Refer to the Mathematica calculation attached.

Answer 7

its so long and freaky

Answer 8

hint:
if I compute the tangent of both sides, I get this:
\[\Large y = \frac{{x + \frac{x}{{1 - {x^2}}}}}{{1 - \frac{{{x^2}}}{{1 - {x^2}}}}} = ...?\]

Answer 9

how did u get the above form @Michele_Laino

Answer 10

I have compute the tangent function of both sides of your equation, as I wrote above

Answer 11

computed*

Answer 12

can u send me the link for formula for inverse trig

Answer 13

I have used this formula:
\[\begin{gathered}
\alpha = \beta + \gamma \hfill \\
\tan \alpha = \tan \left( {\beta + \gamma } \right) = \frac{{\tan \beta + \tan \gamma }}{{1 - \tan \beta \cdot \tan \gamma }} \hfill \\
\end{gathered} \]

Answer 14

where:
\[\begin{gathered}
\alpha = \arctan y \hfill \\
\beta = \arctan x \hfill \\
\gamma = \arctan \left( {\frac{{2x}}{{1 - {x^2}}}} \right) \hfill \\
\end{gathered} \]

Answer 15

What does the problem mean by: "Find the values of \(y\) "? It looks like you have to take the tangent of both sides of the equal sign, then apply the angle sum identity and use algebra to simplify. Note that you must make note of the domain originally specified as well.

Note: @Michele_Laino had the right idea, but there is a small typo in his expression for \(y\).
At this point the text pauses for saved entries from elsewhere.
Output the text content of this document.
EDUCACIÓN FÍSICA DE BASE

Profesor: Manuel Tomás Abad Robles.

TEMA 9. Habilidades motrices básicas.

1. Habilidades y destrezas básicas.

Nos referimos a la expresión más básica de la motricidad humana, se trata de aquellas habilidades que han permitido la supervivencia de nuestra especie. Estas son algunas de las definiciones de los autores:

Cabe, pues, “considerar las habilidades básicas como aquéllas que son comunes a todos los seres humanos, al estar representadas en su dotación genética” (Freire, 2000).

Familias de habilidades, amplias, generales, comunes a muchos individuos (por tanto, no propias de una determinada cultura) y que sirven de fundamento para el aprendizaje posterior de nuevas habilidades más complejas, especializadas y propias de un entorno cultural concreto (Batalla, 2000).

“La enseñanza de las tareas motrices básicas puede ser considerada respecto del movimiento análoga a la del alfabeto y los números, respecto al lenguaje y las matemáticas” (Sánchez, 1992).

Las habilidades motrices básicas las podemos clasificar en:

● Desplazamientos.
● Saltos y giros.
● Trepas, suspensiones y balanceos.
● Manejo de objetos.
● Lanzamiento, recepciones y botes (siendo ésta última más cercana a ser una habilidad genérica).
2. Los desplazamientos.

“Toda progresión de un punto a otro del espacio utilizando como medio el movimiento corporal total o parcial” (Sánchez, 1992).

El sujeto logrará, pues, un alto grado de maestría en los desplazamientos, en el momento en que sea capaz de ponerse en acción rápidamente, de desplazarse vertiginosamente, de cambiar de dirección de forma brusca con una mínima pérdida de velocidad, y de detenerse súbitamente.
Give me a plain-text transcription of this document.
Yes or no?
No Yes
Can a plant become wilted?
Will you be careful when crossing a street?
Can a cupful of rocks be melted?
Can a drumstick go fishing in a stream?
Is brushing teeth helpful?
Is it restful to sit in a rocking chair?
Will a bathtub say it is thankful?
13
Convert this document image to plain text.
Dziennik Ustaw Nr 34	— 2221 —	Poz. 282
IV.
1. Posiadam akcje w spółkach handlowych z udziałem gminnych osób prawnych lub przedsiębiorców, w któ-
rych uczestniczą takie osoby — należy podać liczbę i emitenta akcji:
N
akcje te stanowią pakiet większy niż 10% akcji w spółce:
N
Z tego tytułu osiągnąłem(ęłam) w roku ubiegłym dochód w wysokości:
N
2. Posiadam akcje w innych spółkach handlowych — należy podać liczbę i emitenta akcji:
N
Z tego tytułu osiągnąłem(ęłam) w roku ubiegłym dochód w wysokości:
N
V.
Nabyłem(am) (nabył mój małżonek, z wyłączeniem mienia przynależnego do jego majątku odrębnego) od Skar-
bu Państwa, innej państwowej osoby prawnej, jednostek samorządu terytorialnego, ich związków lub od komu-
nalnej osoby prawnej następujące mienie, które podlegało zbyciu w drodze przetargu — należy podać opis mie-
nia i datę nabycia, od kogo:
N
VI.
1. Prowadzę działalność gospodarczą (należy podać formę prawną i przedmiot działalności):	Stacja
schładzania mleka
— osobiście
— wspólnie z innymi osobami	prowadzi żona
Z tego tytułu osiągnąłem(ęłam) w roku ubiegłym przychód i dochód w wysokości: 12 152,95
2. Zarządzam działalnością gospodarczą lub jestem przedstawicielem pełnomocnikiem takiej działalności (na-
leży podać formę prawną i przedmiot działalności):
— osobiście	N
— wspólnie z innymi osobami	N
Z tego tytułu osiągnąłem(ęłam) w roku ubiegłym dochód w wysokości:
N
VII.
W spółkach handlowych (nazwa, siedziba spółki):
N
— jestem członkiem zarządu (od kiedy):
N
There should be a \(\color{red}2x^2\) in the denominator.

\[
y = \Large \frac{{x + \frac{x}{1 - x^2}}}{{1 - \frac{{{\color{red}2x^2}}}{1 - x^2}}}
\]

This simplifies to \[y=\frac{x(3-x^2)}{1-3x^3}\]

The graph is here: https://www.desmos.com/calculator/lauavrvkdr

Answer 16

Another note: @robtobey 's mathematica sheet graphs the (correct) function but only from \(\color{red}0\) to \(\frac{1}{\sqrt{3}}\), but it should be graphed over this interval: \[\left(-\frac{1}{\sqrt{3}},\frac{1}{\sqrt{3}}\right).\]

Answer 17

thanks for your comment! @mathteacher1729